Members of the media and die hard fanatics of Seth MacFarlane’s shows recently got a chance to attend a confernce call with Seth and ask a few questions regarding an planned Animation Domination crossover event, as well as other questions never asked before.
Who are your favorite characters voice among the shows you produce?
As far as character voices, you know, Brian is probably my favorite voice to do because I don’t leave the record booth sweating. Most of the other characters, such as Stewie and Peter and, particularly, Stan (American Dad) require such a large amount of wind that I often times will need to take a nap after recording a show. It’s sorta the equivalent of doing an entire day of normal performing condensed into about an hour and a half, so it can be very exhausting. So certainly, you know, Brian’s voice gives me a little bit of a break, which is always nice.

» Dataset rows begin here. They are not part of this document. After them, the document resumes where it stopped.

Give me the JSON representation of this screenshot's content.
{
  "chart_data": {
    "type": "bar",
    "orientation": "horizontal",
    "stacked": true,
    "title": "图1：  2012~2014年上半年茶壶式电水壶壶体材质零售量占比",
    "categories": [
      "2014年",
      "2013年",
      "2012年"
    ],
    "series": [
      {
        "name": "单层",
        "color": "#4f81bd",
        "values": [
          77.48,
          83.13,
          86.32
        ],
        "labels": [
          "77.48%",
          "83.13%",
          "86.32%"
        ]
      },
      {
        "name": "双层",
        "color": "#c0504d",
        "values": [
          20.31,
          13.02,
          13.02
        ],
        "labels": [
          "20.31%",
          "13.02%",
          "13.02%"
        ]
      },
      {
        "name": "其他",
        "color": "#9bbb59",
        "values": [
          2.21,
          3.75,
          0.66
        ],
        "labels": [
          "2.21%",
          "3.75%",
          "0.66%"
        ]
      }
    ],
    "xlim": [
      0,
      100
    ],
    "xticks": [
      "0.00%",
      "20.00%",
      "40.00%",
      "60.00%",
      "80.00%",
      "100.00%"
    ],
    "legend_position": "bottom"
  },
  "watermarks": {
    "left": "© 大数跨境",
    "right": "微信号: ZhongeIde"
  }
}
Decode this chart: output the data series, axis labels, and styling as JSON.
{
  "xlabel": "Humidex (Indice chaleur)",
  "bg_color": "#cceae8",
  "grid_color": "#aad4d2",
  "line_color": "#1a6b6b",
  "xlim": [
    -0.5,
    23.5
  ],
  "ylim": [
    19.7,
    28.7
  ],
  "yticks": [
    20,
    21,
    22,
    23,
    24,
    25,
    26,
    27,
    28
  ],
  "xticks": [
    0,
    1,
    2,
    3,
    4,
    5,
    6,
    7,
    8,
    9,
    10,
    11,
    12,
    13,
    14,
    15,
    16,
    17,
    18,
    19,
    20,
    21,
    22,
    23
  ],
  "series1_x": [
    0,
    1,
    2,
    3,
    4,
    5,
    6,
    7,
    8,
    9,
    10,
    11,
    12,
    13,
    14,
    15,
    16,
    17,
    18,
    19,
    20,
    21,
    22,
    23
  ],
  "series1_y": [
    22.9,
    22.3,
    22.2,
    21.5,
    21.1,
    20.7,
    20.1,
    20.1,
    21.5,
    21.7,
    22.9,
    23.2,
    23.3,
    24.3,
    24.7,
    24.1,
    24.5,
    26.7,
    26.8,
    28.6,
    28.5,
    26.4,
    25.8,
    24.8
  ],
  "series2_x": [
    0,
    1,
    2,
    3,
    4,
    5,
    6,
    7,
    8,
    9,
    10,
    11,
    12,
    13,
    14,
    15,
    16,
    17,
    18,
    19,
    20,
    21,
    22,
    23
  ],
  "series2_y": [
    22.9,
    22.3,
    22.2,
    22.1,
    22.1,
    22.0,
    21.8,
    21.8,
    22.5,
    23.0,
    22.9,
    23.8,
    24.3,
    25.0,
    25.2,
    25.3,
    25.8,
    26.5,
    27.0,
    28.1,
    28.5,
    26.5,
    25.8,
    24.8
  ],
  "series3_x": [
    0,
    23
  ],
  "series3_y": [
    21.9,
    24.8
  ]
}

How did you actually come up with this crossover episode event?
The concept of the hurricane trilogy dates back, I suppose, to the theme nights of the 1980s where you have three or four sitcoms in a row, and there would be a theme kind of interwoven into each one, making for a very cohesive, hopefully fun, special night of TV.
It was something we discussed that Kevin Reilly brought up to us and said, hey, we haven’t really seen this kind of thing on television in a while it might be kinda cool. So, we went back and came up with this idea of a hurricane that is kind of blasting its way through all three towns and you know there were talks initially of doing a crossover with all the characters from all the shows which does play a part in this, but it became a little bit of a conundrum because you have three different staffs, each of whom is used to writing three different sets of characters and there is no way to blend them altogether without, you know, without affecting the other episodes so it was a little bit of a challenge.
But this idea of an outside force that kind of sweeps its way through all three shows linking them together seemed like kind of a cool way to accomplish that and it does, as I said, taken back to the theme nights of the 1980s.
Is it true that it was between Cleveland and Quagmire having a spinoff show; and, if so, what made you choose Cleveland?
Yeah, you know, not really. It was never really a serious discussion to give Quagmire his own show. Mainly because as a character, Quagmire is much better as an incidental character. He is much better as a side character. It allows him to be a little more conscience free, which makes him funnier. Cleveland had much more obvious potential to be a character really able to sustain his own show. He was much more dimensional. He had more heart to him. He was a guy that you could believably see, you know, having a heart moment or solving an ethical dilemma at the end of each episode.
Quagmire, it would change him too much. You know, I seem to remember people making that observation about Joey when that show came out, that the character was just different than he was on Friends. Part of that is that you really do have to construct a character in a different way when he is driving a series, and not just a side character there to deliver jokes. And it would of fundamentally changed Quagmire’s character.